If the number is ab, then we have

2(a+b) = b+19
10b+a = 10a+b - 18

Now solve for a and b, and you see that the number is 75

To solve this problem, let's assume that the two-digit integer is represented by the variables 't' and 'u', where 'u' represents the ones digit and 't' represents the tens digit.

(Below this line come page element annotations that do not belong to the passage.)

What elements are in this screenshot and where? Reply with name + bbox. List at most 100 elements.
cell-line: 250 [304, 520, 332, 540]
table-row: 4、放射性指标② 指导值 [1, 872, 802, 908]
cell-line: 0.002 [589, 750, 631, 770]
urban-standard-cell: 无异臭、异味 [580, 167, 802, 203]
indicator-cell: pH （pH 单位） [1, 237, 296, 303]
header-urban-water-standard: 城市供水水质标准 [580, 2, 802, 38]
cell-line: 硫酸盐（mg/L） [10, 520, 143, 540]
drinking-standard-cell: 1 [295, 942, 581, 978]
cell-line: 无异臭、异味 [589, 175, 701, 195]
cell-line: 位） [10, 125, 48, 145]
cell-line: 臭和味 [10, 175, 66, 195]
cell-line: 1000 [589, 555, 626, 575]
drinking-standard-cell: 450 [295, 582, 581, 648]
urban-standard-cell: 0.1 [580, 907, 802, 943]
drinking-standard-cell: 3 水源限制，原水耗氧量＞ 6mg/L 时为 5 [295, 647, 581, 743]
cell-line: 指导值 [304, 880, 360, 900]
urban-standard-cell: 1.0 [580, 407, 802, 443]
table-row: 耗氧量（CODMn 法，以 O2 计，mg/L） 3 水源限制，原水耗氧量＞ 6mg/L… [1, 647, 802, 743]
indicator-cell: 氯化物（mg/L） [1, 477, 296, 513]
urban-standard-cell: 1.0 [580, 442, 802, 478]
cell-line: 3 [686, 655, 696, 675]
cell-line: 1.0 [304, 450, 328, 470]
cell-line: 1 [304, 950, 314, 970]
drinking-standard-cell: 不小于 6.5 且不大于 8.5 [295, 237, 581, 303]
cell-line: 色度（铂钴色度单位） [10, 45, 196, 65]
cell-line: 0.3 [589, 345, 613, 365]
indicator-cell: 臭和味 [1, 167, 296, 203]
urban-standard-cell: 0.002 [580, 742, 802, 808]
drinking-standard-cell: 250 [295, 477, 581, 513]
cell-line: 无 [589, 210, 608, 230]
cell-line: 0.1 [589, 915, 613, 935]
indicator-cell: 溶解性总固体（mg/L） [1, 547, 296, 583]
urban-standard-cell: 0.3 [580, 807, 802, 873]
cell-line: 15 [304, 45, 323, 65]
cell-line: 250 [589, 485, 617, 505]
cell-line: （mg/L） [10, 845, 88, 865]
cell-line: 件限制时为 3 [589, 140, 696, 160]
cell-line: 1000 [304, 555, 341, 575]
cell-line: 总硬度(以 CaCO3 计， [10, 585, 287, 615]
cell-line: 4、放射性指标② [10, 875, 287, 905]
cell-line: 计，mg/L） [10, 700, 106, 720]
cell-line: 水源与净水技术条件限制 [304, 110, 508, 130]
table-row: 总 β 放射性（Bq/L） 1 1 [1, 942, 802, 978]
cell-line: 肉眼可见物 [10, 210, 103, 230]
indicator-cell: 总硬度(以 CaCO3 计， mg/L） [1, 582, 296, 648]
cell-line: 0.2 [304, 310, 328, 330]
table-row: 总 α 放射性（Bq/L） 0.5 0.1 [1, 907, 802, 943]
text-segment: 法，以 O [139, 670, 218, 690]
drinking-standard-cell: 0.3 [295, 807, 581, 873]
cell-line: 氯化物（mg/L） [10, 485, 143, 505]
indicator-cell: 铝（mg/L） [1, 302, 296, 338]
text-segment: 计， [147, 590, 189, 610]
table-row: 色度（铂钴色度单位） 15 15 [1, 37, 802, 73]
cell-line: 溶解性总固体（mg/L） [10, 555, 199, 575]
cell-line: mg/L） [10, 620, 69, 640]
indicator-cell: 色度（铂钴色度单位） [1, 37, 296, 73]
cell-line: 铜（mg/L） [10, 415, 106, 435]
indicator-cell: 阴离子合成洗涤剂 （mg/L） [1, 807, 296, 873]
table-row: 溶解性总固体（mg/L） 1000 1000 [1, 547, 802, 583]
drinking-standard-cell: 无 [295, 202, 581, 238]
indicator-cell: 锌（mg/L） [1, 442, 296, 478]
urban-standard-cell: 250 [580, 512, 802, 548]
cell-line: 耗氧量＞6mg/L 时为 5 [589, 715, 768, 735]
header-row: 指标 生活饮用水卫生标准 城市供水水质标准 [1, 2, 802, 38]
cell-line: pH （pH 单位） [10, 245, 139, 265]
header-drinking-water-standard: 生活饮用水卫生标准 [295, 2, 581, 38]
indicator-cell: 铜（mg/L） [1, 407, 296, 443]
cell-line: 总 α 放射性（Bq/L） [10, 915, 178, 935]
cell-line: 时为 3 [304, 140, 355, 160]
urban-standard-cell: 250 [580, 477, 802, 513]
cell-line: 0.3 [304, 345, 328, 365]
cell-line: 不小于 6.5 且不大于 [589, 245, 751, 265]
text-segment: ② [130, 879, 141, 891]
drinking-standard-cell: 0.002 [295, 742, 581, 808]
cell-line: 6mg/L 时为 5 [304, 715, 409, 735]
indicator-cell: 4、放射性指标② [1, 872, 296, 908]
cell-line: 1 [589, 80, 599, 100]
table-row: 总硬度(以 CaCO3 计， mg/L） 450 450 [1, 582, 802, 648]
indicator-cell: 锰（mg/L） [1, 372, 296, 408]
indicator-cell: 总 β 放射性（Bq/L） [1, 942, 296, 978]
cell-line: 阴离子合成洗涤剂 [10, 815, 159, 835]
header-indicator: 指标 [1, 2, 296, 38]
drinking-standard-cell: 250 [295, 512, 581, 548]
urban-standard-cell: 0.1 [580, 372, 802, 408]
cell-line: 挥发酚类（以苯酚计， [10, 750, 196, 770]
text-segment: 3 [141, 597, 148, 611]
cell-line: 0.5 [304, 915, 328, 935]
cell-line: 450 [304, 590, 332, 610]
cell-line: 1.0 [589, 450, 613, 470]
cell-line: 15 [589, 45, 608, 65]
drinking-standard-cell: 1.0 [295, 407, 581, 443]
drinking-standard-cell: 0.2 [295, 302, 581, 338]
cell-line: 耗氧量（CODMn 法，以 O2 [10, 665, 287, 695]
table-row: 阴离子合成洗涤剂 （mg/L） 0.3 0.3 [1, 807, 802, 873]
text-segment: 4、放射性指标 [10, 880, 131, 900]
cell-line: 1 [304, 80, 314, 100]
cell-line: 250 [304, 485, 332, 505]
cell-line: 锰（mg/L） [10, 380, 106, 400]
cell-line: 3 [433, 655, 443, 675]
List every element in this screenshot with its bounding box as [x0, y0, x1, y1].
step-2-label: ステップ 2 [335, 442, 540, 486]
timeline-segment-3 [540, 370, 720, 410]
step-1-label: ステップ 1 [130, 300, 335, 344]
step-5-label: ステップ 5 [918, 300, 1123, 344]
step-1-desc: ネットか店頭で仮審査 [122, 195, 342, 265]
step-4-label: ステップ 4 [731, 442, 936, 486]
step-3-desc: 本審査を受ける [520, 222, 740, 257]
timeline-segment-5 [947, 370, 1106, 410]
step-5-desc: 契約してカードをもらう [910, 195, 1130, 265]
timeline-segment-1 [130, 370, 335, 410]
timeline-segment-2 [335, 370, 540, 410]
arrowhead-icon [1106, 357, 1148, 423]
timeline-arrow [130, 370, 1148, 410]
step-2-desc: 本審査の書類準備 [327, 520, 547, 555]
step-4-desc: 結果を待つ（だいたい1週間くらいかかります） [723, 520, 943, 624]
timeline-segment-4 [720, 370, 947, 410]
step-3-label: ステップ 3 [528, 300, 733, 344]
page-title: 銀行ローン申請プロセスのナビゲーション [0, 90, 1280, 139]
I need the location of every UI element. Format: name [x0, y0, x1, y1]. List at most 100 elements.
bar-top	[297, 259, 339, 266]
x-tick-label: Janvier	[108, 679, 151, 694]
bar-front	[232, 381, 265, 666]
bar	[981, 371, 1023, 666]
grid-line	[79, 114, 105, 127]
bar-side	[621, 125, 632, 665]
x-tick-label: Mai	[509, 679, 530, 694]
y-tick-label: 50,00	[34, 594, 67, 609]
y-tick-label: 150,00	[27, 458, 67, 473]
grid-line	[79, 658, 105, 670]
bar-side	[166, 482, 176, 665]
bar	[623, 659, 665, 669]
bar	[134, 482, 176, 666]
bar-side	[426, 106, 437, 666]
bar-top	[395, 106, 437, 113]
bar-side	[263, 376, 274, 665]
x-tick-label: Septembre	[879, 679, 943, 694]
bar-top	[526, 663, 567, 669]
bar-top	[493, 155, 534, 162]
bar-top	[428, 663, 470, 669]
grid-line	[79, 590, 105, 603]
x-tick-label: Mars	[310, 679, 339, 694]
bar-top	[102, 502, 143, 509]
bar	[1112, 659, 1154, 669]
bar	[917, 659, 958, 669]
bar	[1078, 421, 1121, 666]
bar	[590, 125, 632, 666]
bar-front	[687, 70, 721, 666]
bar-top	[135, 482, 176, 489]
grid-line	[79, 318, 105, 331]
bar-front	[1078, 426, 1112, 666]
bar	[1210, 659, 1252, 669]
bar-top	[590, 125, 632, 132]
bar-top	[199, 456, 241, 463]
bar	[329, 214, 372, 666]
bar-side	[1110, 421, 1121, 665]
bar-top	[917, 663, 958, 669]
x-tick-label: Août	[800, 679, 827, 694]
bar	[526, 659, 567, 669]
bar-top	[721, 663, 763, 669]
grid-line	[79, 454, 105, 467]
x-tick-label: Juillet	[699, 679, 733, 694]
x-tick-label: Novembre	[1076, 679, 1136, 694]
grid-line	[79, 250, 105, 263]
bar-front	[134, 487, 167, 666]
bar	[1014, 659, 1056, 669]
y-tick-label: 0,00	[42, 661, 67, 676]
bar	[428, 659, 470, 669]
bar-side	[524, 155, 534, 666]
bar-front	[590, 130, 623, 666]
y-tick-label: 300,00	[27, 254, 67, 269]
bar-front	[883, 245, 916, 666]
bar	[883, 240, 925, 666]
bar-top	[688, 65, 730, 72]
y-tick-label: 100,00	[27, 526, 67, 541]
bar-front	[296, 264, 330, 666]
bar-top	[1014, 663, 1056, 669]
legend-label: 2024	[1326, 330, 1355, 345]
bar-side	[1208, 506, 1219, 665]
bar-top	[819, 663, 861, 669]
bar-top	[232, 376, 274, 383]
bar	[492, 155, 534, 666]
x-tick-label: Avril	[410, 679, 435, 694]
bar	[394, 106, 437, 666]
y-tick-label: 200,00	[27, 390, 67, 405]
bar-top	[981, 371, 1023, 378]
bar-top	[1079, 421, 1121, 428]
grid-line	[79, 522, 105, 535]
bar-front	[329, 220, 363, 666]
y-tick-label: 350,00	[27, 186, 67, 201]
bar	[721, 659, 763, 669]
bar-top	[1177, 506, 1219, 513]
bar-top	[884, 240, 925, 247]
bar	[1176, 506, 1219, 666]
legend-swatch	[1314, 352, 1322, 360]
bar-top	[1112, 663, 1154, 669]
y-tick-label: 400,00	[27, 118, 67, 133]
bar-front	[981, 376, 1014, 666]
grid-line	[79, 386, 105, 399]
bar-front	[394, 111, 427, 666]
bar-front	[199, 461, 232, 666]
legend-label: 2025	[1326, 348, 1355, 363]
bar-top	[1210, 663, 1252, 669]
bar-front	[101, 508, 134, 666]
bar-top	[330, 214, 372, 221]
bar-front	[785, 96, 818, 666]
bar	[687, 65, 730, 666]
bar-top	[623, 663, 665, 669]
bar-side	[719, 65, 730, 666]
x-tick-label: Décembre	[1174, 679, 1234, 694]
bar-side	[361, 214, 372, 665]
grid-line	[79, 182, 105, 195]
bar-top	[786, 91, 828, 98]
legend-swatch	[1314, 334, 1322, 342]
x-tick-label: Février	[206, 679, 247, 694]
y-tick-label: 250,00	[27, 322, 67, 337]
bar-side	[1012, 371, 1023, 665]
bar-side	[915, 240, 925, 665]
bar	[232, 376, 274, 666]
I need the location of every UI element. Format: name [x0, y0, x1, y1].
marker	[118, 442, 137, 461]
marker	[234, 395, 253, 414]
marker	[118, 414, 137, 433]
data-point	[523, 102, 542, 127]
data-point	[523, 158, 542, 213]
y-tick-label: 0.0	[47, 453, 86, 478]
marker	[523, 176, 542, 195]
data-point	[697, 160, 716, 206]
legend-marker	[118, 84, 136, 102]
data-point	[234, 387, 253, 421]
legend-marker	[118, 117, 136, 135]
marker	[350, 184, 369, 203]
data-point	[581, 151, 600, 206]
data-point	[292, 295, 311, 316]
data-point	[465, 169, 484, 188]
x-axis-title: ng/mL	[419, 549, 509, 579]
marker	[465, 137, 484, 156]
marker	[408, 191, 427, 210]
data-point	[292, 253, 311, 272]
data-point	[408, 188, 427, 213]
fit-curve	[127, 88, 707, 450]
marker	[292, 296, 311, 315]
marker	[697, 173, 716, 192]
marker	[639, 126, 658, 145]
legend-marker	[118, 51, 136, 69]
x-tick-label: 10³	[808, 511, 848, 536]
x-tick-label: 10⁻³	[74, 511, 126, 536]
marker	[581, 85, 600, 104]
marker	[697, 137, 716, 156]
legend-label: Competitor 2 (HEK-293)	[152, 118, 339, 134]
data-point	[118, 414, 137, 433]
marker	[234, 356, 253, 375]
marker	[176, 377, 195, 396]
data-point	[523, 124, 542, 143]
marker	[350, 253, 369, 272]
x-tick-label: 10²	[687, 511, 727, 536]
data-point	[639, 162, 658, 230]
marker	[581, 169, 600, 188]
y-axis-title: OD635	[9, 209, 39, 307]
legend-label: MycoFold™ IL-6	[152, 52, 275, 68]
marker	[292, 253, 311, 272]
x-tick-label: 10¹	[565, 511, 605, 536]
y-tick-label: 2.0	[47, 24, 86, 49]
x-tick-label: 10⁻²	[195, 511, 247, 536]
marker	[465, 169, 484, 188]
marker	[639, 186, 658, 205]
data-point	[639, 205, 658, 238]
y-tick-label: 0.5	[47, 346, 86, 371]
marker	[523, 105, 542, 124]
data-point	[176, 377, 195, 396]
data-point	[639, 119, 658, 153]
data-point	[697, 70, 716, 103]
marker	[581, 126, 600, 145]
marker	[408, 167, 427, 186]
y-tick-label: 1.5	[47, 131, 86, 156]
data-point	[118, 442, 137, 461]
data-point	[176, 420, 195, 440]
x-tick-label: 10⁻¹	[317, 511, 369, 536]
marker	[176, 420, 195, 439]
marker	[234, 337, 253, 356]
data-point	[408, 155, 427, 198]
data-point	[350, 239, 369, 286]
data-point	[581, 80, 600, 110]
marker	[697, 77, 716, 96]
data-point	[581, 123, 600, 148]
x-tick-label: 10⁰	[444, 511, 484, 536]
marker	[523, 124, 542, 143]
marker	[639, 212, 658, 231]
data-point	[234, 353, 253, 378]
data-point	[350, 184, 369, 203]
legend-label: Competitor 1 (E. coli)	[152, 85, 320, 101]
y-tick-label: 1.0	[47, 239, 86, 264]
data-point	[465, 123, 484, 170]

Based on the given information, we can form two equations:

Equation 1: Twice the sum of the digits of the number is 19 greater than the ones digit.
2(t+u) = u + 19

Equation 2: Reversing the digits decreases the number by 18.
10u + t - 18 = 10t + u

Now, let's solve these equations step by step:

First, simplify Equation 1:
2t + 2u = u + 19

Next, simplify Equation 2:
9u - 9t = 18

To make the equations easier to solve, let's isolate 'u' in Equation 1:
2t + u = 19

Now, we can solve this system of equations algebraically:

Step 1: Solve Equation 1 for 't':
t = (19 - u)/2

Step 2: Substitute this expression for 't' into Equation 2:
9u - 9((19 - u)/2) = 18

Simplify the equation:
9u - 9(19 - u)/2 = 18

Multiply both sides by 2 to eliminate the denominator:
18u - 9(19 - u) = 36

Distribute:
18u - 171 + 9u = 36

Combine like terms:
27u - 171 = 36

Add 171 to both sides:
27u = 207

Divide by 27:
u = 7

Now that we have the value for 'u', substitute it into Equation 1 to find 't':
2t + 7 = 19

Subtract 7 from both sides:
2t = 12

Divide by 2:
t = 6

So, the original two-digit number is 67.

To summarize, the original two-digit integer is 67.